3. FROZEN BLUEBERRIES
Blueberries are a superfood that can be thankfully used all year round (they are not just a summer berry thanks to the range of frozen options available). Blueberries are extremely high in antioxidants and are the most nutrient dense berries & low in calories! We recommend eating these raw alongside your other favourite fruits or in a smoothie.
4. HONEY
Besides tasting delicious, honey has many health benefits that aren’t commonly known. Honey holds antibacterial and antifungal properties, is a great source for antioxidants and is a phytonutrient powerhouse. Phytonutrients are thought to be the reason raw honey has immune-boosting and anticancer benefits. Add some Dawson’s honey to your next shopping trip.
5. KIWI FRUIT
Do you know that Kiwi Fruit has more Vitamin C than oranges? Surprise! They are also high in dietary fibre and are great for supporting digestive health. Kiwi is best eaten raw, cut in half and with a spoon! The skin is also loaded with fibre. The skin on gold and red kiwis tastes the best.
6. TOFU
Tofu is not just for vegetarians or vegans!
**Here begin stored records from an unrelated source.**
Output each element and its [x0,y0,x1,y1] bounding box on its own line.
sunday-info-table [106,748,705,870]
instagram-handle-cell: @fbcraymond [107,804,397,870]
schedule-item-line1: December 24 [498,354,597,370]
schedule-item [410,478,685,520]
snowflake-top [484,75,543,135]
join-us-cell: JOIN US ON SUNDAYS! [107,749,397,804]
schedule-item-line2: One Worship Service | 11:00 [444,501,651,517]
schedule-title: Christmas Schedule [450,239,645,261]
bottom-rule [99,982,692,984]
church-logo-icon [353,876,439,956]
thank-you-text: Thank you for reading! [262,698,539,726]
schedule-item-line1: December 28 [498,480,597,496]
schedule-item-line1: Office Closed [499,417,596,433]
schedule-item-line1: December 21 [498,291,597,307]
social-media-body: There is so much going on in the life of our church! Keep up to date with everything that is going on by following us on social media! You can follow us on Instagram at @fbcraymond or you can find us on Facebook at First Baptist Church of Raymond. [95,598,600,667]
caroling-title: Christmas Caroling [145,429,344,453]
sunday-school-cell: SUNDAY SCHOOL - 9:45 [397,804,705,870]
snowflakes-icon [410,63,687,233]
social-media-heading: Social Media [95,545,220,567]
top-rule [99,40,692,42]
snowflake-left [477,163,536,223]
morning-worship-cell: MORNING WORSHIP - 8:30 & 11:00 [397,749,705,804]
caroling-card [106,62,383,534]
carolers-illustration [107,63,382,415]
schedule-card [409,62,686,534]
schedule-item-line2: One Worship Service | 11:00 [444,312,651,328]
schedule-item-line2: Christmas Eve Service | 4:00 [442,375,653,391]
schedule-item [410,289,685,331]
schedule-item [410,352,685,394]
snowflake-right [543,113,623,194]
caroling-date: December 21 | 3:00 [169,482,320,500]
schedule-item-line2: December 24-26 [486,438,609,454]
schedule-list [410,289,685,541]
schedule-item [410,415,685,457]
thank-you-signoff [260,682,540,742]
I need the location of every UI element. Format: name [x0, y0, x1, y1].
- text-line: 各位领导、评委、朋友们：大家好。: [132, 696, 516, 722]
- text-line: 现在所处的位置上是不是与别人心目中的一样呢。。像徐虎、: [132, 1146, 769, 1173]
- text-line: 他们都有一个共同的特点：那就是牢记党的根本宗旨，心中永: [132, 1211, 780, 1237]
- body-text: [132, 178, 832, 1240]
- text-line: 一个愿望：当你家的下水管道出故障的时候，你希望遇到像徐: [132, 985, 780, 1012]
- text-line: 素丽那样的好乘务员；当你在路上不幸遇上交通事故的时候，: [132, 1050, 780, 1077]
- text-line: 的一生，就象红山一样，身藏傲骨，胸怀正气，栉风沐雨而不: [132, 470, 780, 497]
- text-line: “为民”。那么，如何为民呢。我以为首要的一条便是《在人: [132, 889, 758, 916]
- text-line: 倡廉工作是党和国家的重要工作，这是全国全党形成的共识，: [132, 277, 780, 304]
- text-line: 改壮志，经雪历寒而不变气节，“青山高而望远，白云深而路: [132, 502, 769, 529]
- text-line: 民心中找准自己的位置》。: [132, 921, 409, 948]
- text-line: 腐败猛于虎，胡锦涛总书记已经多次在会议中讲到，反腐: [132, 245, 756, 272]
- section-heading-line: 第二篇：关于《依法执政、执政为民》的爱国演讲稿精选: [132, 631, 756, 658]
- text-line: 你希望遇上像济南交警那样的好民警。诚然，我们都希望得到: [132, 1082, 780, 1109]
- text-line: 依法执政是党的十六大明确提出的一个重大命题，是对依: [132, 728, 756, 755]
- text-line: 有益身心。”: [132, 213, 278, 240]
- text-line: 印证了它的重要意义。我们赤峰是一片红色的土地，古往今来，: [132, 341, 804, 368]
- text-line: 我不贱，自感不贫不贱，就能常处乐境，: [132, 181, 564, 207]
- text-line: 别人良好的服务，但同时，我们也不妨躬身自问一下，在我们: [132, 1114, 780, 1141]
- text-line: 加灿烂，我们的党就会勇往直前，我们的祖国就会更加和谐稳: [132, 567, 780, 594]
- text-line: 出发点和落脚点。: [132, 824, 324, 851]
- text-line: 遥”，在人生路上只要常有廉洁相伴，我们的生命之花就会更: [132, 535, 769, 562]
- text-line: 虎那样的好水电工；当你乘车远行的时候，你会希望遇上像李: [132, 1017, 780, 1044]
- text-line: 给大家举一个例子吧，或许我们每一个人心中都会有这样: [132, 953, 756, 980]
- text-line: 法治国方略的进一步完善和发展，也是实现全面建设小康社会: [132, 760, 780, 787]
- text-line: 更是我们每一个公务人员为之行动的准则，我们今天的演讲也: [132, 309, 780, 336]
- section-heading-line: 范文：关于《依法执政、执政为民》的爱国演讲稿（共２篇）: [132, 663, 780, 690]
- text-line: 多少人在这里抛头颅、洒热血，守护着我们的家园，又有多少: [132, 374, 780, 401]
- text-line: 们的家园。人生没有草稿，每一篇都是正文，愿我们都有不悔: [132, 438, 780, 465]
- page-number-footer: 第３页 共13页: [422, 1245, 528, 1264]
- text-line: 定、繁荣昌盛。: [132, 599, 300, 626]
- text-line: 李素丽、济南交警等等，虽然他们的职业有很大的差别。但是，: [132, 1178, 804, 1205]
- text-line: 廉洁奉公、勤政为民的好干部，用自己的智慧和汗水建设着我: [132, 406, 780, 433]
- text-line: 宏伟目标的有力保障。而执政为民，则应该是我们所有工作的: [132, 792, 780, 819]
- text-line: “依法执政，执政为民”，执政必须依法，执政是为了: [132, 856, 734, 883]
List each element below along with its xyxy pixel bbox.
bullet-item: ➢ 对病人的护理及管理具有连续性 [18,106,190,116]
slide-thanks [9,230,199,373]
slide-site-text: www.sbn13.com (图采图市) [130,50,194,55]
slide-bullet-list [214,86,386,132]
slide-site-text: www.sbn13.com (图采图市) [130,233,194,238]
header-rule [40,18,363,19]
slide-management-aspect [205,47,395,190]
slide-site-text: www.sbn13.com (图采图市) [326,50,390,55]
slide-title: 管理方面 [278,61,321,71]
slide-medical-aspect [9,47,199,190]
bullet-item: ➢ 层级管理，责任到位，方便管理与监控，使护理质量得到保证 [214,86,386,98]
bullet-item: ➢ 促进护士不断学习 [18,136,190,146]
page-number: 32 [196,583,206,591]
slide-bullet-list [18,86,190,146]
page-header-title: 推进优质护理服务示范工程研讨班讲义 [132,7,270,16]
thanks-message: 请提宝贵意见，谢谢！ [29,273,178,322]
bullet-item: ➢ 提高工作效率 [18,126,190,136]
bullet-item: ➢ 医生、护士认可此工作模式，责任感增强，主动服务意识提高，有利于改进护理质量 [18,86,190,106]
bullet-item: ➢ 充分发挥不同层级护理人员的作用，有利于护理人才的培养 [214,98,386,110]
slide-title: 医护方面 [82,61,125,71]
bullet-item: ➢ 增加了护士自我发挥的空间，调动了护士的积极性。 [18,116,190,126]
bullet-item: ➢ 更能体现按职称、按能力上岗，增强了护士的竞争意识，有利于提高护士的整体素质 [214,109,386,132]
Bolster up your zinc and vitamin levels by bringing tofu into your weekly repertoire. Our favourite tofu recipe is soba noodles with Snow Peas, Ginger & Tofu – found here
7. CITRUS FRUITS/ZEST
Citrus fruits such as oranges and lemons are an absolute must have for the winter months. The zest of these fruits is also extremely beneficial to help fight off any nasties, due to the high nutritional value and antimicrobial, antifungal and antioxidant properties. Be sure to include the zest as well as the fruit, in any meal or drink that calls for citrus.
8. LEAFY GREENS
Aren’t greens just divine? They are extremely versatile, and there are so many different types of greens that can be prepared and cooked in many ways to keep mealtime exciting. Greens such as broccoli or brussel sprouts are jam packed with vitamins, minerals, and fibre. Be sure to pop these onto your dinner plate tonight!
9. PINEAPPLE
Pineapple isn’t just best in Pina Colada’s! Be sure to include this into your winter meal options in order to boost your immunity, as it is loaded with nutrients and contains disease fighting antioxidants. Our favourite dish to incorporate pineapple into is a beautiful pineapple curry. However, to maximise its health benefits it is best eaten raw or in a smoothie!